Hon’ble Kolkata ITAT has in its judgement of Madhabi Nag v/s ACIT has placed reliance on The CBDT Circular No.14 of 1955 dated 11.04.1955 and has taken a view that the officers of the department must not take advantage of ignorance of the assessee about his rights and it is their duty to assist the tax payer in every reasonable way particularly in the matter of claiming and securing reliefs.
Brief facts of the case were that The assessee for the A.Y.2005-06 had filed the return of income declaring Long Term Capital Gain on sale of shares of Rs.12,32,025/-. The AO issued an intimation u/s 143(1) of the Income Tax Act, 1961 (Act) dated 03.02.2010 accepting the income returned by the assessee.
The assessee filed an application u/s.154 of the Act before AO pointing out that the Long Term Capital Gain on sales of shares was wrongly offered to tax and that the same was exempted u/s 10(38) of the Act. The assessee prayed that apparent error u/s 10(38) of the Act be rectified. The AO, however, did not accept the contention of the assessee and neither was it accepted by the Ld CIT(A) on the pretext that no revise return was filed. Whereas the Hon’ble ITAT has held that the department cannot take the benefit of the ignorance of the assessee and should help the taxpayer for claiming and securing reliefs.

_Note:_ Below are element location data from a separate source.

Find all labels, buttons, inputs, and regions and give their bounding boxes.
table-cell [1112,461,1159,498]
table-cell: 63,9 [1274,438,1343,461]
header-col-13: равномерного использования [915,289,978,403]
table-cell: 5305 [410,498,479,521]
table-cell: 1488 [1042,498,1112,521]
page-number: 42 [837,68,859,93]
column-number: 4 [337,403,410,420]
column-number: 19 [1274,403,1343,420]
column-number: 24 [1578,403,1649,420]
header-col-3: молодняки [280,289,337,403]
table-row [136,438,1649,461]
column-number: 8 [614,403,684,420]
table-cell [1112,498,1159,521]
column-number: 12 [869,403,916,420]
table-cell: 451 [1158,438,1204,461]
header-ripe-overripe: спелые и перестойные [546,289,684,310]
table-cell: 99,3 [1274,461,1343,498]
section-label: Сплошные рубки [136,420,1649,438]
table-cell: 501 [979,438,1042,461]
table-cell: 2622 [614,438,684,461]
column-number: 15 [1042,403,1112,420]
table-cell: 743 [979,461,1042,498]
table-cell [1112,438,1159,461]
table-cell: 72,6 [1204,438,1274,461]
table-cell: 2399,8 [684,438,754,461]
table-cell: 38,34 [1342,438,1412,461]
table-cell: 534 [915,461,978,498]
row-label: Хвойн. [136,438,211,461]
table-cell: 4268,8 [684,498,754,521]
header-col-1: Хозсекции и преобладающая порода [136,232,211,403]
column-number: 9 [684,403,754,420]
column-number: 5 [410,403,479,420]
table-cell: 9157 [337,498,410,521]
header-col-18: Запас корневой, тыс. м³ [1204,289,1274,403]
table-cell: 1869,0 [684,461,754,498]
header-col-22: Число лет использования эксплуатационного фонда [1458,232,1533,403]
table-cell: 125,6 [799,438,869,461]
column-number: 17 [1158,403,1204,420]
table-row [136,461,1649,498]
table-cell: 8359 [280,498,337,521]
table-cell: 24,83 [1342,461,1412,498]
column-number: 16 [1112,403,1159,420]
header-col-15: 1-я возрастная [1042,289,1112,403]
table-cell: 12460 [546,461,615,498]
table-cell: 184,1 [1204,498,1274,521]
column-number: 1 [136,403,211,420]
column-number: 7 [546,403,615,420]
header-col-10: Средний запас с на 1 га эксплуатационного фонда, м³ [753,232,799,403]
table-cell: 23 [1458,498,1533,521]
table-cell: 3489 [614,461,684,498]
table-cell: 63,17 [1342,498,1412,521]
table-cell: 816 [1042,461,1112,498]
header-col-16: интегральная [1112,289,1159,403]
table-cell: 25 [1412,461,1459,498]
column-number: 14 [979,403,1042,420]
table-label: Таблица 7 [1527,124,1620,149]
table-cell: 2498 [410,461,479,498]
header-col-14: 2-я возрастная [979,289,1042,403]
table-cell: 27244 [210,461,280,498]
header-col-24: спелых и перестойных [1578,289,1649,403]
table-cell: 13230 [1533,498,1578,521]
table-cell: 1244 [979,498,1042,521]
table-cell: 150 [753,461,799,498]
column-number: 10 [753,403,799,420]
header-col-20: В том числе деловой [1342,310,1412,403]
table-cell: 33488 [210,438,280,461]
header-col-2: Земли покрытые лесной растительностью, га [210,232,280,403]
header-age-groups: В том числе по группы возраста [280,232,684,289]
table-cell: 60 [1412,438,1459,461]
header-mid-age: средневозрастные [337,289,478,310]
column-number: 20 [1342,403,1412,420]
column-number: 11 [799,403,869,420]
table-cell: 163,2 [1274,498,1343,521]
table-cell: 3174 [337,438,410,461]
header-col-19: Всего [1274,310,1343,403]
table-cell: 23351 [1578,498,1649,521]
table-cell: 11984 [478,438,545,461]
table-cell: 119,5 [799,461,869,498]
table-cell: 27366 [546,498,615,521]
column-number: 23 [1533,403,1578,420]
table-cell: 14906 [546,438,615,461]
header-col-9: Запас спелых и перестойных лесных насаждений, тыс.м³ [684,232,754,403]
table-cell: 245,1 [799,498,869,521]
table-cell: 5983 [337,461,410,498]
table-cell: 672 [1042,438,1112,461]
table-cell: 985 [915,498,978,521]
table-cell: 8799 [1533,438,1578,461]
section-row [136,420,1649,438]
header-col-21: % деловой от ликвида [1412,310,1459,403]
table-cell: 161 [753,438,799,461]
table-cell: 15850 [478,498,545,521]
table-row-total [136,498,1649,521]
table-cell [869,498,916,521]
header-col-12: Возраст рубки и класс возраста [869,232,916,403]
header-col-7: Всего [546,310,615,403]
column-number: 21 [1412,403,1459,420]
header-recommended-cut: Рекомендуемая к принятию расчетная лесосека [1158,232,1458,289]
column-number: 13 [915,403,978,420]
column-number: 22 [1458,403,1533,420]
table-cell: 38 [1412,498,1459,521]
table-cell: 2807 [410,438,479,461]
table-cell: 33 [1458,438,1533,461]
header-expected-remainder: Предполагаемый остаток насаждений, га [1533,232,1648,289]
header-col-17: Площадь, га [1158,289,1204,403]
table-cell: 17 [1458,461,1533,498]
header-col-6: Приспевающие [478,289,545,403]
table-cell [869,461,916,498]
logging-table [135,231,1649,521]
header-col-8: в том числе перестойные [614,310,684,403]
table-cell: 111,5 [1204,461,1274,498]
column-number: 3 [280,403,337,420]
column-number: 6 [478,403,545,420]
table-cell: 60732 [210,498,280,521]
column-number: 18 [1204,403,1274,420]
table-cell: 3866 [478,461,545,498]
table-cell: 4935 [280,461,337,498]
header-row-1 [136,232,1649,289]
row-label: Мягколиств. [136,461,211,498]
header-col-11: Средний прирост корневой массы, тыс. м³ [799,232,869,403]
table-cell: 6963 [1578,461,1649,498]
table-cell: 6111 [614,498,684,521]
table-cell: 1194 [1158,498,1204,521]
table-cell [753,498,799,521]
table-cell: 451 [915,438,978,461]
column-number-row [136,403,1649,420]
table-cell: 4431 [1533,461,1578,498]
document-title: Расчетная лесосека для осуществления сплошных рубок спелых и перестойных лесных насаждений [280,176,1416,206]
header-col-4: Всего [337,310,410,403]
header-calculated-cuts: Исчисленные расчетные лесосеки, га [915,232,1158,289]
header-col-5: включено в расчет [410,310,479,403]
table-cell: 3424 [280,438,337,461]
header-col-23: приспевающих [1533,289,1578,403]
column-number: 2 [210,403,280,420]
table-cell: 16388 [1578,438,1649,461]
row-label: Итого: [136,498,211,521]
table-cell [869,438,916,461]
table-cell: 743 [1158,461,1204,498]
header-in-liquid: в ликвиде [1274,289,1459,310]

The operational part of the Hon’ble ITAT verdict is as under:
“I have heard the rival submissions. The CBDT Circular No.14 of 1955 dated 11.04.1955 has taken a view that the officers of the department must not take advantage of ignorance of the assessee about his rights and it is their duty to assist the tax payer in every reasonable way particularly in the matter of claiming and securing reliefs. In my view therefore the revenue authorities ought not to have rejected the application u/s 154 of the Act on the ground that the assessee has not filed the revised return of income. The CIT(A) has placed reliance on the decision of the Hon’ble supreme Court in the case of Goetz (India) Ltd. (supra) for sustaining the order of the AO u/s 154 of the Act. The Hon’ble Supreme Court in it’s decision rendered in the case of Goetze (India) Ltd vs CIT has clarified that the appellate authorities under the Act have the power to consider the claim even if the business of the revised return of income. In my view, therefore, the claim of the assessee that Long Term Capital Gain is exempt u/s 10(38) of the Act has to be examined by the AO. It is seen from the order of AO u/s 154 of the Act that the AO wanted details of acquisition and proof of payment of STT. I therefore set aside the order of CIT(A) and remand the question of exemption of Long Term Capital Gain u/s 10(38) of the Act to the AO for fresh consideration. The assessee is directed to file necessary evidences before the AO to substantiate his claim.”